The board of CBS Corp. voted 11-3 on Thursday to dilute the voting power of Shari Redstone, in a striking rebuke to the company’s controlling shareholder.

The dilution — which some have termed the “nuclear option” — would strip Redstone of her control of the $20 billion company. The vote will not take effect, however, unless it is approved by a Delaware court.

Anticipating the vote, Redstone moved on Wednesday to amend the company’s bylaws to require a 90% supermajority of the board to issue a dividend of voting shares. With three board seats controlled by her company, National Amusements Inc. (NAI), that would give her effective veto power over the dilution.
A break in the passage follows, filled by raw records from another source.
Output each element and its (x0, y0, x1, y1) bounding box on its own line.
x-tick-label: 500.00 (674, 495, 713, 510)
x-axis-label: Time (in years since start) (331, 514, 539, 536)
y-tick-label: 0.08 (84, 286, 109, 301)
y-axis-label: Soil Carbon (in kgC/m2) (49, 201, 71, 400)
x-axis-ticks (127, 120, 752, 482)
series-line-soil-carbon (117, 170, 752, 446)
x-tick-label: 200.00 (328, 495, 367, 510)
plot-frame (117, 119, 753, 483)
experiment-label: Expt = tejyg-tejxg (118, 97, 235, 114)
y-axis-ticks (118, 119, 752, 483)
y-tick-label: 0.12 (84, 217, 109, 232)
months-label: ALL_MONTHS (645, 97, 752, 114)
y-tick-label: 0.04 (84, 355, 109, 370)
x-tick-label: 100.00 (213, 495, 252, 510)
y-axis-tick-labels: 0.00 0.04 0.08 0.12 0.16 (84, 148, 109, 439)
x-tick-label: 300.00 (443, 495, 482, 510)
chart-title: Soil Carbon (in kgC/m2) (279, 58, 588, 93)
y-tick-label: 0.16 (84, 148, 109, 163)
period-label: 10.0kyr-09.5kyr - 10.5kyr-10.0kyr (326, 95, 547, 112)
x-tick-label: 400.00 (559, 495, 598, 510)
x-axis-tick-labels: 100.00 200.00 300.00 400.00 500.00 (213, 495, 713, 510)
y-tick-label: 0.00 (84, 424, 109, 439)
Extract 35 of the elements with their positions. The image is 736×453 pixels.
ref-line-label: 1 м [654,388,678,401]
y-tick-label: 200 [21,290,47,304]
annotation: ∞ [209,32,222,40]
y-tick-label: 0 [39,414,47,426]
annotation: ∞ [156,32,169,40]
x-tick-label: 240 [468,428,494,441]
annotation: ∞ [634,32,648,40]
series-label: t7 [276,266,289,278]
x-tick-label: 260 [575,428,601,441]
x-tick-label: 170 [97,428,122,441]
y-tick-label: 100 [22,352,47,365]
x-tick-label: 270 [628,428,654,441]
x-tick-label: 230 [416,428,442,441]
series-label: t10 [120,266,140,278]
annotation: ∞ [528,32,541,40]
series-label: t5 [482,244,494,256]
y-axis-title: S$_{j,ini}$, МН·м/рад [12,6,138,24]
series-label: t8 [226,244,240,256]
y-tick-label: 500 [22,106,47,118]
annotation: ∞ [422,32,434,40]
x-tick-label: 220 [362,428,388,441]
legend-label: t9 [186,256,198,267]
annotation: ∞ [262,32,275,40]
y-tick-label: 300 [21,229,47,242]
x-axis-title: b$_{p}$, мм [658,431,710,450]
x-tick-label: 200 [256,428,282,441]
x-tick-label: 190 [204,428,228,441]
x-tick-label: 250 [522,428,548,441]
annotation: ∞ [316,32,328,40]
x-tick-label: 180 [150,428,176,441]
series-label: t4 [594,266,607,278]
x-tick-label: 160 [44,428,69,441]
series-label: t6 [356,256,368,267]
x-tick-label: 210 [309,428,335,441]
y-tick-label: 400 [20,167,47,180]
The three NAI directors on the CBS board — Redstone, Robert Klieger, and David Andelman — all voted no on Thursday.

“The Board of Directors has taken this step because it believes it is in the best interests of all CBS stockholders, is necessary to protect stockholders’ interests and would unlock significant stockholder value,” CBS said in a statement. “If consummated, the dividend would enable the Company to operate as an independent, non-controlled company and more fully evaluate strategic alternatives.”

In light of the extraordinary public brawling, CBS has opted to postpone its annual shareholders meeting, which had been set for Friday in New York.

Redstone attended Thursday’s meeting in person, undoubtedly squaring off in the board room against Leslie Moonves, the company’s chairman and CEO. The two have been at odds for months over Redstone’s desire for CBS and Viacom to reunite as a combined entity. CBS filed suit on Monday in Delaware Chancery Court to prevent NAI from replacing CBS board members in order to clear the path for the CBS-Viacom merger. NAI has repeatedly stated it has no intention of taking that step.

“As National Amusements has repeatedly stated, it has no intention of forcing a merger that is not supported by both CBS and Viacom,” NAI said. “Today’s board vote, while couched as an effort to prevent such a transaction, was pure pretext. CBS management and the special committee cannot wish away the reality that CBS has a controlling shareholder. NAI yesterday exercised its legal right to amend the company’s bylaws to require a supermajority vote on certain board actions with respect to dividends, effective immediately. In light of the Board’s action today, that action was plainly necessary, and it is valid.”

The CBS board vote comes on the same day that Delaware Chancery Court Chancellor Andre Bouchard denied CBS’ request for a restraining order against NAI to prevent it from replacing directors or making changes to the bylaws. NAI implemented the 90% approval threshold change less than an hour before Wednesday’s hearing on the restraining order request.

At present, both sides are limited in their next moves as Bouchard has made it clear he has the authority to address any issues that are violations of fiduciary duty. Even before the restraining order was denied and the bylaws were changed, CBS stated in court filings that it would not actually issue the stock until it had a green light to do so from a judge, given the pending litigation.

The CBS proposal called for the company to issue a special dividend of stock to all shareholders, a move that would have the effect of diluting NAI’s voting power in the company from about 80% to about 20%. NAI at present owns about 10% of the equity in CBS, which would not be changed by the stock dividend. CBS maintains that NAI is pushing the CBS-Viacom merger out of self-interest in shoring up Viacom. NAI has blasted CBS for what it views as disregard of long-term shareholder value in launching the legal gambit.

In his ruling on the restraining order, Bouchard noted there is no legal precedent for CBS’ bid to summarily strip away the voting power of a controlling shareholder.